Les lichens ne sont pas des plantes. En fait, ils sont composés de deux êtres vivant en symbiose, une algue bleu-vert et un champignon. Les lichens adoptent plusieurs formes, la plupart du temps collés sur les roches ou sur le tronc des arbres, ou encore en forme de corail, comme la mousse à caribou (cladonie). D’autres lichens sont suspendus aux branches des arbres comme des cheveux ou des poils d’ours. L’usnée barbue est un lichen gris en forme de longs cheveux poussant sur des branches de conifères vivants ou morts. J’ai utilisé ce lichen à quelques reprises alors que je sentais ma gorge irritée et une grippe à l’horizon. Bouillie dans l’eau, l’usnée barbue est un remède très efficace.

Chaga

Depuis la dernière décennie, nombreux sont ceux qui ont commencé à cueillir et à consommer un champignon parasite du bouleau blanc ou jaune, le chaga. À cause de ses propriétés antimicrobiennes et antioxydantes, le chaga dégusté en café, permet de prévenir des problèmes de santé, principalement ceux qui apparaissent en hiver. En effet, en consommant du chaga à tous les jours, nombre de personnes passent cette saison sans attaque de rhume et de plus, le champignon donne de l’énergie. Il est recommandé de cueillir les chancres, sortes de boules noires crevassées, pendant la période hivernale alors que l’arbre est au repos.
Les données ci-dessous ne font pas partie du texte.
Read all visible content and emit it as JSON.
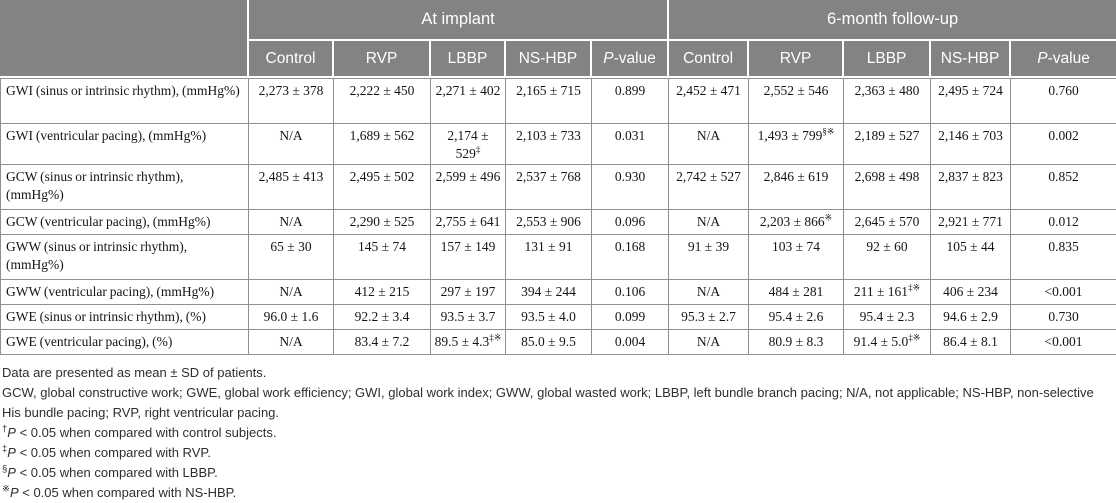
{
  "table": {
    "group_headers": [
      {
        "label": "At implant",
        "span": 5
      },
      {
        "label": "6-month follow-up",
        "span": 5
      }
    ],
    "column_headers": [
      {
        "label": "Control"
      },
      {
        "label": "RVP"
      },
      {
        "label": "LBBP"
      },
      {
        "label": "NS-HBP"
      },
      {
        "label": "P-value",
        "italic_first": true
      },
      {
        "label": "Control"
      },
      {
        "label": "RVP"
      },
      {
        "label": "LBBP"
      },
      {
        "label": "NS-HBP"
      },
      {
        "label": "P-value",
        "italic_first": true
      }
    ],
    "rows": [
      {
        "label": "GWI (sinus or intrinsic rhythm), (mmHg%)",
        "tall": true,
        "cells": [
          {
            "text": "2,273 ± 378"
          },
          {
            "text": "2,222 ± 450"
          },
          {
            "text": "2,271 ± 402"
          },
          {
            "text": "2,165 ± 715"
          },
          {
            "text": "0.899"
          },
          {
            "text": "2,452 ± 471"
          },
          {
            "text": "2,552 ± 546"
          },
          {
            "text": "2,363 ± 480"
          },
          {
            "text": "2,495 ± 724"
          },
          {
            "text": "0.760"
          }
        ]
      },
      {
        "label": "GWI (ventricular pacing), (mmHg%)",
        "tall": false,
        "cells": [
          {
            "text": "N/A"
          },
          {
            "text": "1,689 ± 562"
          },
          {
            "text": "2,174 ± 529",
            "sup": "‡"
          },
          {
            "text": "2,103 ± 733"
          },
          {
            "text": "0.031"
          },
          {
            "text": "N/A"
          },
          {
            "text": "1,493 ± 799",
            "sup": "§※"
          },
          {
            "text": "2,189 ± 527"
          },
          {
            "text": "2,146 ± 703"
          },
          {
            "text": "0.002"
          }
        ]
      },
      {
        "label": "GCW (sinus or intrinsic rhythm), (mmHg%)",
        "tall": true,
        "cells": [
          {
            "text": "2,485 ± 413"
          },
          {
            "text": "2,495 ± 502"
          },
          {
            "text": "2,599 ± 496"
          },
          {
            "text": "2,537 ± 768"
          },
          {
            "text": "0.930"
          },
          {
            "text": "2,742 ± 527"
          },
          {
            "text": "2,846 ± 619"
          },
          {
            "text": "2,698 ± 498"
          },
          {
            "text": "2,837 ± 823"
          },
          {
            "text": "0.852"
          }
        ]
      },
      {
        "label": "GCW (ventricular pacing), (mmHg%)",
        "tall": false,
        "cells": [
          {
            "text": "N/A"
          },
          {
            "text": "2,290 ± 525"
          },
          {
            "text": "2,755 ± 641"
          },
          {
            "text": "2,553 ± 906"
          },
          {
            "text": "0.096"
          },
          {
            "text": "N/A"
          },
          {
            "text": "2,203 ± 866",
            "sup": "※"
          },
          {
            "text": "2,645 ± 570"
          },
          {
            "text": "2,921 ± 771"
          },
          {
            "text": "0.012"
          }
        ]
      },
      {
        "label": "GWW (sinus or intrinsic rhythm), (mmHg%)",
        "tall": true,
        "cells": [
          {
            "text": "65 ± 30"
          },
          {
            "text": "145 ± 74"
          },
          {
            "text": "157 ± 149"
          },
          {
            "text": "131 ± 91"
          },
          {
            "text": "0.168"
          },
          {
            "text": "91 ± 39"
          },
          {
            "text": "103 ± 74"
          },
          {
            "text": "92 ± 60"
          },
          {
            "text": "105 ± 44"
          },
          {
            "text": "0.835"
          }
        ]
      },
      {
        "label": "GWW (ventricular pacing), (mmHg%)",
        "tall": false,
        "cells": [
          {
            "text": "N/A"
          },
          {
            "text": "412 ± 215"
          },
          {
            "text": "297 ± 197"
          },
          {
            "text": "394 ± 244"
          },
          {
            "text": "0.106"
          },
          {
            "text": "N/A"
          },
          {
            "text": "484 ± 281"
          },
          {
            "text": "211 ± 161",
            "sup": "‡※"
          },
          {
            "text": "406 ± 234"
          },
          {
            "text": "<0.001"
          }
        ]
      },
      {
        "label": "GWE (sinus or intrinsic rhythm), (%)",
        "tall": false,
        "cells": [
          {
            "text": "96.0 ± 1.6"
          },
          {
            "text": "92.2 ± 3.4"
          },
          {
            "text": "93.5 ± 3.7"
          },
          {
            "text": "93.5 ± 4.0"
          },
          {
            "text": "0.099"
          },
          {
            "text": "95.3 ± 2.7"
          },
          {
            "text": "95.4 ± 2.6"
          },
          {
            "text": "95.4 ± 2.3"
          },
          {
            "text": "94.6 ± 2.9"
          },
          {
            "text": "0.730"
          }
        ]
      },
      {
        "label": "GWE (ventricular pacing), (%)",
        "tall": false,
        "cells": [
          {
            "text": "N/A"
          },
          {
            "text": "83.4 ± 7.2"
          },
          {
            "text": "89.5 ± 4.3",
            "sup": "‡※"
          },
          {
            "text": "85.0 ± 9.5"
          },
          {
            "text": "0.004"
          },
          {
            "text": "N/A"
          },
          {
            "text": "80.9 ± 8.3"
          },
          {
            "text": "91.4 ± 5.0",
            "sup": "‡※"
          },
          {
            "text": "86.4 ± 8.1"
          },
          {
            "text": "<0.001"
          }
        ]
      }
    ]
  },
  "footnotes": {
    "general": [
      "Data are presented as mean ± SD of patients.",
      "GCW, global constructive work; GWE, global work efficiency; GWI, global work index; GWW, global wasted work; LBBP, left bundle branch pacing; N/A, not applicable; NS-HBP, non-selective His bundle pacing; RVP, right ventricular pacing."
    ],
    "significance": [
      {
        "marker": "†",
        "p": "P",
        "text": "< 0.05 when compared with control subjects."
      },
      {
        "marker": "‡",
        "p": "P",
        "text": "< 0.05 when compared with RVP."
      },
      {
        "marker": "§",
        "p": "P",
        "text": "< 0.05 when compared with LBBP."
      },
      {
        "marker": "※",
        "p": "P",
        "text": "< 0.05 when compared with NS-HBP."
      }
    ]
  },
  "colors": {
    "header_bg": "#838383",
    "header_text": "#ffffff",
    "body_border": "#8f8f8f",
    "body_text": "#151515",
    "footnote_text": "#2e2e2e"
  }
}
Toutefois, il peut être cueilli à l’année : ses propriétés médicinales seraient légèrement différentes d’une saison à l’autre.

Conclusion

La nature boréale peut donc devenir une source de réconfort pendant la saison hivernale. Testées depuis plusieurs centaines d’années, principalement par les Autochtones, la plupart des plantes qui la composent ont des propriétés médicinales : elles préviennent les maladies courantes comme le rhume ou la grippe et de plus, dans certains cas, elles sont une source importante d’énergie, ce qui n’est pas à négliger pour ceux qui considèrent que l’hiver est une saison trop longue et épuisante.

Pourquoi ne pas profiter au maximum de l’hiver sans moustiques, sans grandes chaleurs, avec ses paysages créant à chaque fois l’émoi sur les réseaux sociaux. Pourquoi ne pas en profiter pour prendre l’air frais, froid et pur, en skis de fond ou en raquettes. Nous n’avons qu’à tendre la main et la pharmacie, avec son petit remontant, est tout près parfois même dans sa cour arrière.